Either way, Summer's major contention that postwar fears of a Union still imperiled were unfounded limits the book's potential contribution to our understanding of Reconstruction politics. Those who feared that the war did not end in April 1865 were far from paranoid. Reports of violence from the South, including the activities of "regulators" and other anti-federal bands, provided convincing evidence that armed conflict remained a troubling fact, especially in backcountry regions where little, if any, law enforcement or military presence existed. Moreover, brutal attacks against freedpeople signaled white southerners' refusal to accept the war's outcome, particularly the destruction of slavery. The Freedmen's Bureau papers drip with blood—not imaginary or metaphorical blood but real blood from real bodies. The fears of freedpeople, however, do not enter into Summer's account. For the most part, his story is centered in Washington, where the tendency toward hyperbole (and perhaps our own present-day disillusionment with political "insiders") makes it easy to dismiss congressional speech making as just that. It is more difficult to dismiss the reports of Freedmen's Bureau agents describing the torture and murder of freedpeople across the South, or the letters from freedpeople themselves begging state officials for protection. When Radical Republicans spoke of such behavior as indicative of ex-Confederates' determination to reverse the war's outcome and as a threat to the nation, they did so not out of blind panic or paranoia but rather a reasoned and reasonable understanding that the bonds of unity among Americans were extremely fragile. Unlike the "paranoid style" that animated Know-Nothings in the 1850s or even the revolutionary generation who saw Tory conspiracies at work all around them, the fears of the Reconstruction-era were responses to events that had actually transpired: [End Page 125] 600,000 dead, cities in ruin, 4 million emancipated, southern violence on the rise. Their trauma was hardly imagined.

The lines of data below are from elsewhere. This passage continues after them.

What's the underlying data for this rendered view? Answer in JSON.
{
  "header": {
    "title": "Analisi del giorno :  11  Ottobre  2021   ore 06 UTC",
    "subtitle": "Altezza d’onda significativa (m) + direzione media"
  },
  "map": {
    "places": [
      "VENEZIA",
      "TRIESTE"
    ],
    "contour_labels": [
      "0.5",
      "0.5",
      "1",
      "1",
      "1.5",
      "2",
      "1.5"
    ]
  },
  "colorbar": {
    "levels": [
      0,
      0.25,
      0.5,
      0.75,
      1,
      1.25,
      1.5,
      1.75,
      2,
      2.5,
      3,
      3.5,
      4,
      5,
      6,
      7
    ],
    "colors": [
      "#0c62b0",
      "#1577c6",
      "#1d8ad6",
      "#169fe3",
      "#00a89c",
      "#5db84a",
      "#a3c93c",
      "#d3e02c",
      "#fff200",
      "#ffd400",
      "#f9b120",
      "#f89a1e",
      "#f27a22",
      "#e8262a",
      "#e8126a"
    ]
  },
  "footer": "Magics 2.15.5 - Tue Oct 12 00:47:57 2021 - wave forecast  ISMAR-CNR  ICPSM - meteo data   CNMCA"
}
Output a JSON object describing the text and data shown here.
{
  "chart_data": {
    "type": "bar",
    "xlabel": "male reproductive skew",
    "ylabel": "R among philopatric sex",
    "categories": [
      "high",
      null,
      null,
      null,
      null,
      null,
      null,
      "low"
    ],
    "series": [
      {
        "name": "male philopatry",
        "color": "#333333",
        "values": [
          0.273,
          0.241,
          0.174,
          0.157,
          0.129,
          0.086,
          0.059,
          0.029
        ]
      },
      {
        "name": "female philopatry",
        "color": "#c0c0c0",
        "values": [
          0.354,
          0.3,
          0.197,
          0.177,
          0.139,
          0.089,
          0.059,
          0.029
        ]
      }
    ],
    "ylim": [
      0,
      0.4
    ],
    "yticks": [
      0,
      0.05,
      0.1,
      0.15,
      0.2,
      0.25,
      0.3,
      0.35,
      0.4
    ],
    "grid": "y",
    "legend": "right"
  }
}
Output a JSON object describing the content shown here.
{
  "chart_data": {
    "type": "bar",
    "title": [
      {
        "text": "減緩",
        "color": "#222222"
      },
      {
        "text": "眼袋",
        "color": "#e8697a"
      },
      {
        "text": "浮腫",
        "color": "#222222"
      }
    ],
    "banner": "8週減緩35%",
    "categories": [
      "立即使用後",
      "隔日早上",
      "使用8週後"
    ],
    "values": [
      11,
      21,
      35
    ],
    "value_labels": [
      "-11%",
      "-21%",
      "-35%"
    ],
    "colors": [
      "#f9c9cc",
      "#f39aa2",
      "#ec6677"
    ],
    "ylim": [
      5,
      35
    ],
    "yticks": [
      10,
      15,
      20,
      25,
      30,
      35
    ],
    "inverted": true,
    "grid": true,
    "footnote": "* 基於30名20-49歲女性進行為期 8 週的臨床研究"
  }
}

The conclusions Summers draws are most troubling. Although he acknowledges that "Klan violence proved over and over, there were conspiracies afoot, murderous plots to overthrow freedom and to subvert state governments," he blames Radical Republicans. By creating panics and using them to "stretch" the Constitution, Radicals become responsible for white southerners' violent responses, what he calls the "toxic side effects" of Radical Reconstruction (271). Contrary to what David Blight tells us about postwar struggles over memory,2 Summers believes Confederate memorialization of the Lost Cause was benign. "Nostalgia was not a danger," he writes (270). If Radical lawmakers went too far, so did freedpeople in their audacious demands for land, physical protection, and civil rights. From this perspective, Reconstruction was, indeed, much ado about nothing. While I am sure it was not Summers's intention to reproduce a watered-down version of the "tragic era," the reader is left with the sense that the last thirty years of historical work on Reconstruction has been for naught.

Carole Emberton

Carole Emberton teaches at the State University of New York at Buffalo and is preparing her manuscript, tentatively entitled "Beyond Redemption: Race, Violence, and the American South after the Civil War," for publication.

Notes

1. Judith N. Shklar, "The Liberalism of Fear," in Political Thought and Political Thinkers, ed. Stanley Hoffman (Chicago: University of Chicago Press, 1998), 3–20.

2. David W. Blight, Race and Reunion: The Civil War in American Memory (Cambridge, Mass.: Belknap Press of Harvard University Press, 2001).